TOWARD POETRY REVIVAL

Did anyone fashion a poem from one of the prompts yesterday? I hope so. And, as promised, I'll share more prompts next Monday.

But today is TUESDAYS WITH DONN TAYLOR**.


A funny thing happened to poetry about a hundred years ago. Except that it wasn't very funny.

In really ancient times, several thousand years back, most of the important things written were written in poetry. The idea seems to have been that the most notable events or thoughts should be recorded in the most notable language. A lot has happened since then, and the prevalence of either poetry or prose has varied in different periods. The Renaissance gave us some of the most glorious poetry ever written, though it also brought the invention of the personal essay (Montaigne, Bacon). The creation of modern science in the seventeenth century gave rise to a new kind of prose that we now call technical writing. But, ironically, the writer most influential in its development was John Dryden, the premier English poet of the latter half of that century.

The novel as an art form had its beginnings in the eighteenth century and grew to full fruition in the nineteenth, though poetry (as practiced by writers like Pope, Wordsworth, Tennyson, and others) continued to have large audiences. Even in the early twentieth century, Robert Frost and Edward Arlington Robinson could actually make a living as poets.

But by WW I, the Imagists and other avant garde groups were moving poetry away from the general public and writing to smaller and smaller audiences, growing more esoteric and obscure, until most readers simply went somewhere else.

The result was, so to speak, a divorce of poetry from the audience that had sustained it through recent centuries. And that situation, for the most part, has prevailed through the twentieth century and into the twenty-first. In a rarified atmosphere with a significant element of narcissism, poets-as-conscious-artists write to other poets-as-conscious-artists, while potential readers in the general public turn to more rewarding media.

My message at Blue Ridge and other writers' conferences is that it doesn't have to be this way. I believe that what has been called a divorce is at worst a legal separation, and that reconciliation is possible.
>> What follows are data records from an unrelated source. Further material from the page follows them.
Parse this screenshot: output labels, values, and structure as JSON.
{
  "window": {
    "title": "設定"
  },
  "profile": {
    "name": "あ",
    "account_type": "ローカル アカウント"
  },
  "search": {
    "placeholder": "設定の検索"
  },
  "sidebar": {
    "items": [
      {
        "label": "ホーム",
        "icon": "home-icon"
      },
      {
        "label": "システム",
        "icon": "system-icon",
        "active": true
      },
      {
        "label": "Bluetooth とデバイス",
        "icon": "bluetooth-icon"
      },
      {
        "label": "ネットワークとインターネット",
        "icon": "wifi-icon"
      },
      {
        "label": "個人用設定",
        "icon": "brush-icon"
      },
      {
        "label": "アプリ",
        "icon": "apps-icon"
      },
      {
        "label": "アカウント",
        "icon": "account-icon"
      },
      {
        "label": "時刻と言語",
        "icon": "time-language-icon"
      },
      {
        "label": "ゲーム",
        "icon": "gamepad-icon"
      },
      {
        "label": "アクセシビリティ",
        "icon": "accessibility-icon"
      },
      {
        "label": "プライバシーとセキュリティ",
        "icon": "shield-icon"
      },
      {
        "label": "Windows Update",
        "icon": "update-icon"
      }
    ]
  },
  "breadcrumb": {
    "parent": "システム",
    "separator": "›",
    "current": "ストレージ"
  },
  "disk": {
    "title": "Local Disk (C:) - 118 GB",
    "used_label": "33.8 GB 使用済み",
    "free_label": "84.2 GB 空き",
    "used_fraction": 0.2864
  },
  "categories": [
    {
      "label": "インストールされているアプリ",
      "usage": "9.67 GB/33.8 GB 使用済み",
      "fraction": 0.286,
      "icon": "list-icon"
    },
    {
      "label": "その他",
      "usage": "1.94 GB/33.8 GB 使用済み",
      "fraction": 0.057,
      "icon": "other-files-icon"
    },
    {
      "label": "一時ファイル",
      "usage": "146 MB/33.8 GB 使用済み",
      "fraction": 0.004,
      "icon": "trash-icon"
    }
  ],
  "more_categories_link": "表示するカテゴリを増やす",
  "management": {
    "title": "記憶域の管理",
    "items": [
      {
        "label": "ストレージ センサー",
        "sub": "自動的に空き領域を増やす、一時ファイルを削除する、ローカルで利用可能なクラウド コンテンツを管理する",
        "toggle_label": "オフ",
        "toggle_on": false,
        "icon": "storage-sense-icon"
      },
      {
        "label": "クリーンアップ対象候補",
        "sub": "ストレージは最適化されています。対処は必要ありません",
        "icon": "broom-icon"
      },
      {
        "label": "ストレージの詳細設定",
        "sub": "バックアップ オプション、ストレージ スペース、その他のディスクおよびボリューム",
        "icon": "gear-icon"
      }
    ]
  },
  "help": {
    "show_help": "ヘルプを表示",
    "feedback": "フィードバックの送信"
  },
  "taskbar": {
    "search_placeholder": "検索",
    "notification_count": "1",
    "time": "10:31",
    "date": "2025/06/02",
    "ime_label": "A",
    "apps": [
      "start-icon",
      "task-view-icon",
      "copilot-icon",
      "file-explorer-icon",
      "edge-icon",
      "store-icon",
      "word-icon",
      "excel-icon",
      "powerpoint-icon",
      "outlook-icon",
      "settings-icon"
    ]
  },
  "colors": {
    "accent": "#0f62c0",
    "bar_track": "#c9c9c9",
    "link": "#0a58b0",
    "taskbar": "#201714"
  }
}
What we need is a phalanx of writers willing to study the elements of poetry, develop their craft, and write significant thoughts in beautiful language.

That's what I'm trying to do in my own poetry, and it's what I'm trying to teach others to do at writers' conferences. I've found that people respond well to readings of good-quality poetry aimed at a general audience. And who can read or hear a good poem without thinking, "I'd like to do that"? We won't make a lot of money with our poetry, but creating beautiful and inspiring things is its own reward. And well-written poems will endure and continue to teach and inspire long after our transient commercial prose is forgotten.

I'm hoping more and more writers will join the phalanx.

Yes, Donn, how can people read a good poem and not want to write one themselves? This is exactly why I'm featuring you (and other poets) this month. Thank you for your informative article today. I can't wait to hear more next Tuesday.

Love,
nettie

PS: FYI: The 2nd Monday of every month is POETRY night at The Write Ingredients Writing Workshop. We meet at 7:00 PM at Barnes and Noble at the The Woodlands Mall. Check it out and bring a poem or two to share.

**Mr. Donn Taylor is a poet and novelist who holds a PhD in Renaissance literature and has more than 20 years’ experience teaching poetry. His poetry has appeared in Christianity and Literature, The Lamp-Post (Journal of the California C. S. Lewis Society), and other journals, as well as general audience publications such as the Presbyterian Record (Canada). His poetry collection Dust and Diamond: Poems of Earth and Beyond was published in 2008. His fiction includes a suspense novel, The Lazarus File, and a light-hearted mystery, Rhapsody in Red. He has also published essays on writing, literary criticism, ethical issues, and U. S. foreign policy. In a prior incarnation, he served in two wars with the U. S. Army. His Web site is www.donntaylor.com.

1 comment:

Linda Kozar said...

Donn's words were poetry to my ears! I'm one of those poetry nerds who enjoys explicating, so this was a treat! Thanks Donn. Thanks Nettie Fudge!